I now fully appreciate the beauty of the line Ed il mio bacio scioglierà il silenzio che ti fa mia ("And my kiss will dissolve the silence that makes you mine"). And thanks to this translation (by Mark D. Lew, from back in 1997...god I love the Internet), the verb "to set" now gives me a most pleasurable hit of etymology-as-poetry.

My plan was to crowbar into my head as much Italian as I could, just to help us get around while we're there, and then let it go and try to regain my onetime fluency in Spanish. But I'm really kind of loving the language, and when I get back I think I'd like to finish Level 2 of the Rosetta Stone course I've been doing, and enjoy this newly unfiltered experience of Italian opera for a little longer.


Date: 2006-10-18 06:21 pm (UTC)
From: [identity profile] ferragus.livejournal.com
I was thing of you this weekend as I listened to "The Splendid Table" on NPR. The host, Lynne Rossetto Kasper, was talking about the Emilia-Romagna region of Italy and all the great food you can get there.

You're trip is no doubt already planned, but the show is still worth a listen. Archived version is up at http://splendidtable.publicradio.org/listings/ (October 14th) and you can catch part two this weekend.

Have fun!

Date: 2006-10-18 09:42 pm (UTC)
From: [identity profile] terrymcgarry.livejournal.com
I will have a listen, thank you! :)

Date: 2006-10-19 03:37 am (UTC)
From: [identity profile] thirdstreet.livejournal.com
What a wonderful way to practice a language. I understand bits and pieces of spoken Italian and can cobble together the meaning of a newspaper or magazine article (thanks to speaking French and having taken two semesters of Latin at uiniversity). I would love to have your facility though. I bet the mere cadence of it inspires you to write differently.

Date: 2006-10-19 04:51 am (UTC)
From: [identity profile] terrymcgarry.livejournal.com
The weirdest thing is that during the week I spent most intensively studying, all kinds of wires got crossed in my head, and my English suffered. Whatever was happening, it straightened out by itself after a few days, but it was fascinating while it was going on. I've studied a bunch of other languages, but I've never tried to cram so much of one in during so short a period before. Long-term effects remain to be seen....

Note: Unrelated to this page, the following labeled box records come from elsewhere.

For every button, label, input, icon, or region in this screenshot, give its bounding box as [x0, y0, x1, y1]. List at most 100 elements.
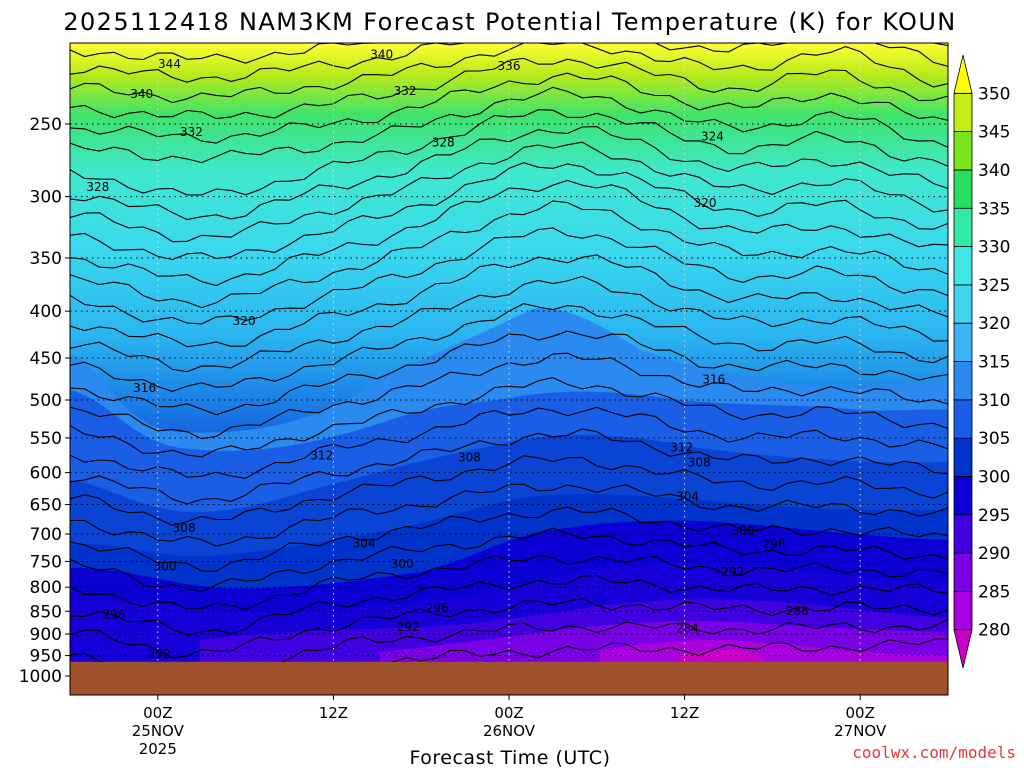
- ground-surface: [70, 661, 948, 695]
- contour-label: 340: [370, 48, 393, 62]
- contour-label: 308: [458, 451, 481, 465]
- isentrope-line: [70, 330, 948, 416]
- isentrope-line: [70, 506, 948, 572]
- isentrope-line: [70, 109, 948, 196]
- colorbar-label: 350: [978, 84, 1010, 104]
- y-tick-label: 650: [30, 495, 62, 515]
- colorbar-label: 320: [978, 314, 1010, 334]
- contour-label: 292: [148, 647, 171, 661]
- y-tick-label: 750: [30, 552, 62, 572]
- isentrope-line: [70, 162, 948, 261]
- x-tick-label: 26NOV: [483, 722, 536, 740]
- contour-label: 316: [702, 373, 725, 387]
- colorbar-swatch: [953, 590, 973, 631]
- contour-label: 296: [426, 601, 449, 615]
- contour-label: 328: [86, 180, 109, 194]
- contour-label: 292: [721, 565, 744, 579]
- contour-label: 328: [432, 136, 455, 150]
- colorbar-swatch: [953, 437, 973, 477]
- contour-label: 284: [676, 621, 699, 635]
- contour-label: 300: [391, 557, 414, 571]
- colorbar-label: 335: [978, 199, 1010, 219]
- y-tick-label: 500: [30, 391, 62, 411]
- contour-label: 304: [353, 537, 376, 551]
- colorbar-label: 330: [978, 238, 1010, 258]
- colorbar-label: 285: [978, 582, 1010, 602]
- x-tick-label: 25NOV: [132, 722, 185, 740]
- colorbar-swatch: [953, 476, 973, 516]
- y-tick-label: 600: [30, 464, 62, 484]
- chart-title: 2025112418 NAM3KM Forecast Potential Tem…: [63, 8, 956, 36]
- contour-label: 320: [694, 196, 717, 210]
- contour-label: 320: [233, 314, 256, 328]
- contour-label: 336: [498, 59, 521, 73]
- colorbar-swatch: [953, 361, 973, 401]
- contour-label: 304: [676, 489, 699, 503]
- colorbar-swatch: [953, 514, 973, 554]
- y-tick-label: 550: [30, 429, 62, 449]
- contour-label: 288: [786, 604, 809, 618]
- colorbar-label: 310: [978, 391, 1010, 411]
- isentrope-line: [70, 179, 948, 287]
- contour-label: 300: [154, 560, 177, 574]
- contour-label: 296: [762, 537, 785, 551]
- grid-lines: [70, 43, 948, 695]
- colorbar-label: 315: [978, 353, 1010, 373]
- y-tick-label: 1000: [19, 667, 62, 687]
- isentrope-line: [70, 43, 948, 83]
- y-tick-label: 350: [30, 249, 62, 269]
- contour-label: 332: [180, 125, 203, 139]
- colorbar-label: 325: [978, 276, 1010, 296]
- colorbar-swatch: [953, 629, 973, 669]
- x-tick-label: 00Z: [494, 704, 523, 722]
- field-layer: 344 340 340 336 332 332 328 328 324 320 320 316 316 3…: [70, 43, 948, 695]
- y-tick-label: 700: [30, 525, 62, 545]
- colorbar-swatch: [953, 399, 973, 439]
- colorbar-swatch: [953, 246, 973, 286]
- x-tick-label: 00Z: [846, 704, 875, 722]
- x-tick-label: 27NOV: [834, 722, 887, 740]
- isentrope-line: [70, 275, 948, 373]
- y-tick-label: 850: [30, 602, 62, 622]
- isentrope-line: [70, 527, 948, 593]
- isentrope-line: [70, 303, 948, 392]
- contour-label: 308: [173, 521, 196, 535]
- isentrope-line: [70, 72, 948, 144]
- x-tick-label: 2025: [139, 740, 177, 758]
- x-axis-label: Forecast Time (UTC): [410, 747, 611, 768]
- isentrope-line: [70, 43, 948, 64]
- isentrope-line: [70, 227, 948, 325]
- contour-label: 308: [688, 456, 711, 470]
- y-tick-label: 950: [30, 647, 62, 667]
- contour-label: 340: [130, 87, 153, 101]
- contour-label: 344: [158, 57, 181, 71]
- colorbar-swatch: [953, 552, 973, 592]
- contour-label: 312: [310, 449, 333, 463]
- credit-text: coolwx.com/models: [852, 743, 1016, 762]
- y-tick-label: 900: [30, 625, 62, 645]
- y-tick-label: 400: [30, 302, 62, 322]
- contour-label: 296: [102, 608, 125, 622]
- isentrope-line: [70, 597, 948, 659]
- x-tick-label: 12Z: [670, 704, 699, 722]
- colorbar-label: 295: [978, 506, 1010, 526]
- y-tick-label: 800: [30, 578, 62, 598]
- colorbar-swatch: [953, 207, 973, 247]
- y-tick-label: 300: [30, 188, 62, 208]
- contour-label: 316: [133, 381, 156, 395]
- y-tick-label: 450: [30, 349, 62, 369]
- contour-label: 332: [394, 84, 417, 98]
- contour-label: 300: [732, 524, 755, 538]
- colorbar-label: 305: [978, 429, 1010, 449]
- contour-label: 292: [397, 620, 420, 634]
- isentrope-line: [70, 141, 948, 243]
- isentrope-line: [70, 574, 948, 636]
- colorbar-swatch: [953, 92, 973, 133]
- isentrope-line: [70, 377, 948, 458]
- isentrope-line: [70, 254, 948, 348]
- x-tick-label: 00Z: [143, 704, 172, 722]
- y-axis: 250 300 350 400 450 500 550 600 650 700 750 800 850 9…: [19, 115, 70, 687]
- x-tick-label: 12Z: [319, 704, 348, 722]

I do fully expect to draw a complete blank at some point when someone's talking to me, the way I did at that restaurant checkout during World Fantasy in Montreal. I don't know if you remember that, but I still laugh about it. I swear that all I heard was noise; I didn't even recognize that human speech was going on!

Date: 2006-10-20 04:40 am (UTC)
From: [identity profile] merlinpole.livejournal.com
But, do the lyrics to the operas actually make any more sense?!!! Just because you can interpret the words, doesn't mean that there's actual information content there that makes sense! (I've heard opera afficionadoes claiming that NOBODY understands what's going in Die (Der?) Fliedermaus!